The Trump administration announced last week it is to slash by half the aid it
sends to Palestinian refugees via the UN agency UNRWA. Trump has proposed
further cuts to punish Mahmoud Abbas, the increasingly exasperated Palestinian
leader, for refusing to pretend any longer that the US is an honest broker
capable of overseeing peace talks.
The White House's difficuties are only being underscored as Mike Pence, the US
vice-president, visits Israel as part of Trump's supposed push for peace.
He is being boycotted by Palestinian officials.
Palestinians in Gaza will feel the loss of aid severely. A majority live in
miserable refugee camps set up after their families were expelled in 1948 from
homes in what is now Israel. They depend on the UN for food handouts, health
and education.
Backed by the PLO's legislative body, the central council, Abbas has begun
retaliating - at least rhetorically. He desperately needs to shore up the
credibility of his diplomatic strategy in pursuit of a two-state solution after
Trump recently hived off Palestine's future capital, Jerusalem, to Israel.

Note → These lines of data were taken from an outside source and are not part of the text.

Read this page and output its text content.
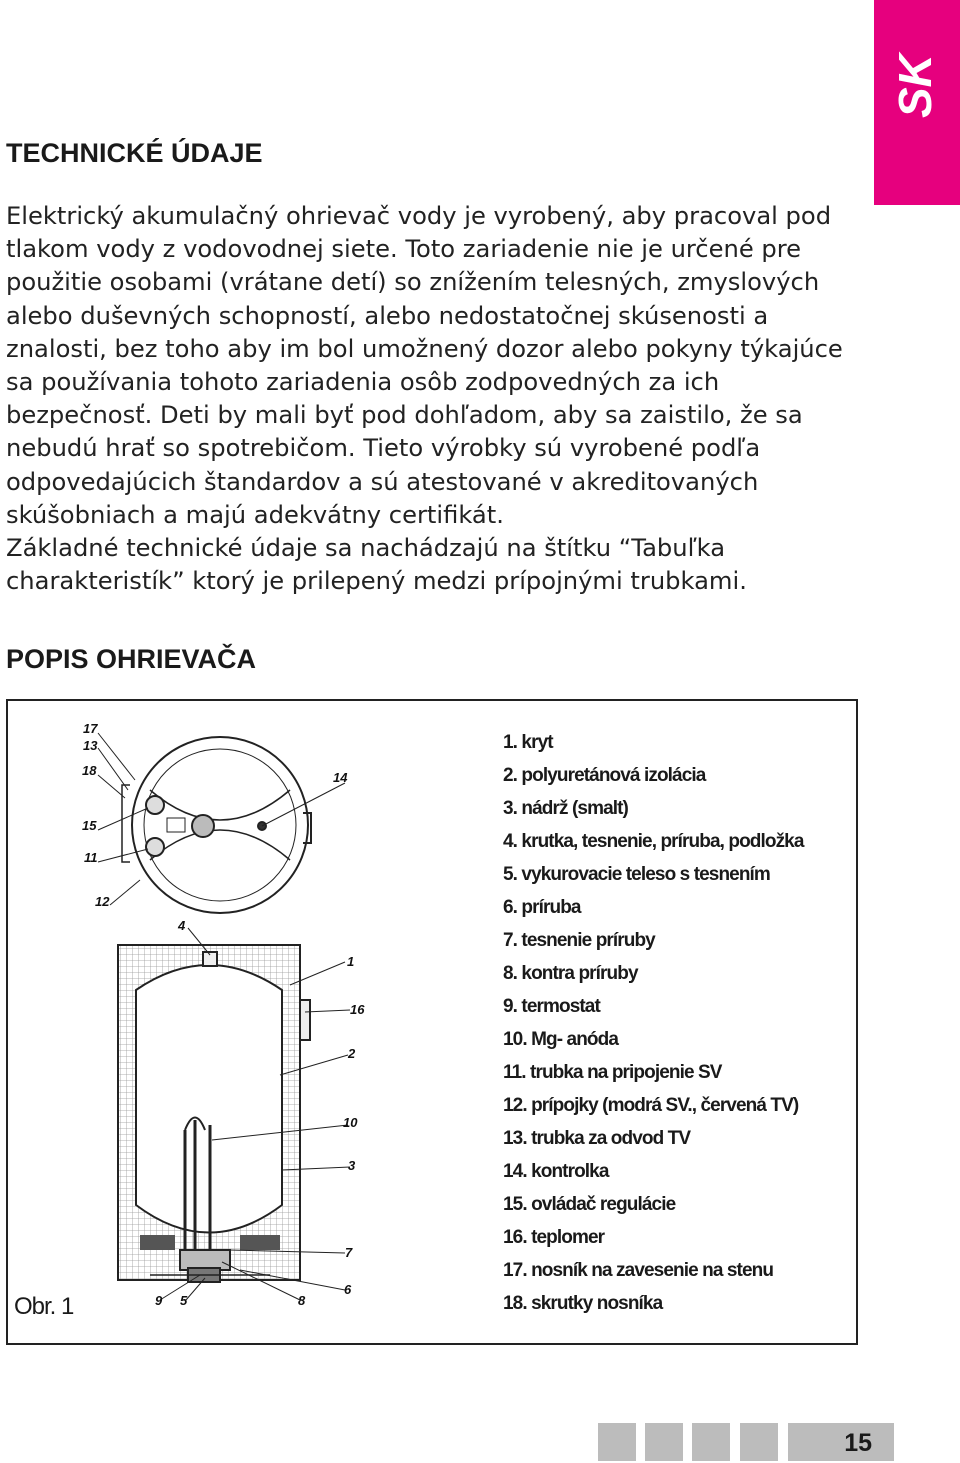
SK
TECHNICKÉ ÚDAJE

Elektrický akumulačný ohrievač vody je vyrobený, aby pracoval pod tlakom vody z vodovodnej siete. Toto zariadenie nie je určené pre použitie osobami (vrátane detí) so znížením telesných, zmyslových alebo duševných schopností, alebo nedostatočnej skúsenosti a znalosti, bez toho aby im bol umožnený dozor alebo pokyny týkajúce sa používania tohoto zariadenia osôb zodpovedných za ich bezpečnosť. Deti by mali byť pod dohľadom, aby sa zaistilo, že sa nebudú hrať so spotrebičom. Tieto výrobky sú vyrobené podľa odpovedajúcich štandardov a sú atestované v akreditovaných skúšobniach a majú adekvátny certifikát.

Základné technické údaje sa nachádzajú na štítku “Tabuľka charakteristík” ktorý je prilepený medzi prípojnými trubkami.

POPIS OHRIEVAČA
17
13
18
15
11
12
14
4
1
16
2
10
3
7
6
9 5	8
Obr. 1
1. kryt
2. polyuretánová izolácia
3. nádrž (smalt)
4. krutka, tesnenie, príruba, podložka
5. vykurovacie teleso s tesnením
6. príruba
7. tesnenie príruby
8. kontra príruby
9. termostat
10. Mg- anóda
11. trubka na pripojenie SV
12. prípojky (modrá SV., červená TV)
13. trubka za odvod TV
14. kontrolka
15. ovládač regulácie
16. teplomer
17. nosník na zavesenie na stenu
18. skrutky nosníka
15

Abbas threatened, if not very credibly, to end a security coordination with
Israel he once termed "sacred" and declared as finished the Oslo accords that
created the Palestinian Authority he now heads.
The lack of visible concern in Israel and Washington suggests neither believes
he will make good on those threats.
But it is not Abbas's posturing that Netanyahu and Trump need to worry about.
They should be listening to Israel's generals, who understand that there will
be no defence against the fallout from the catastrophe looming in Gaza.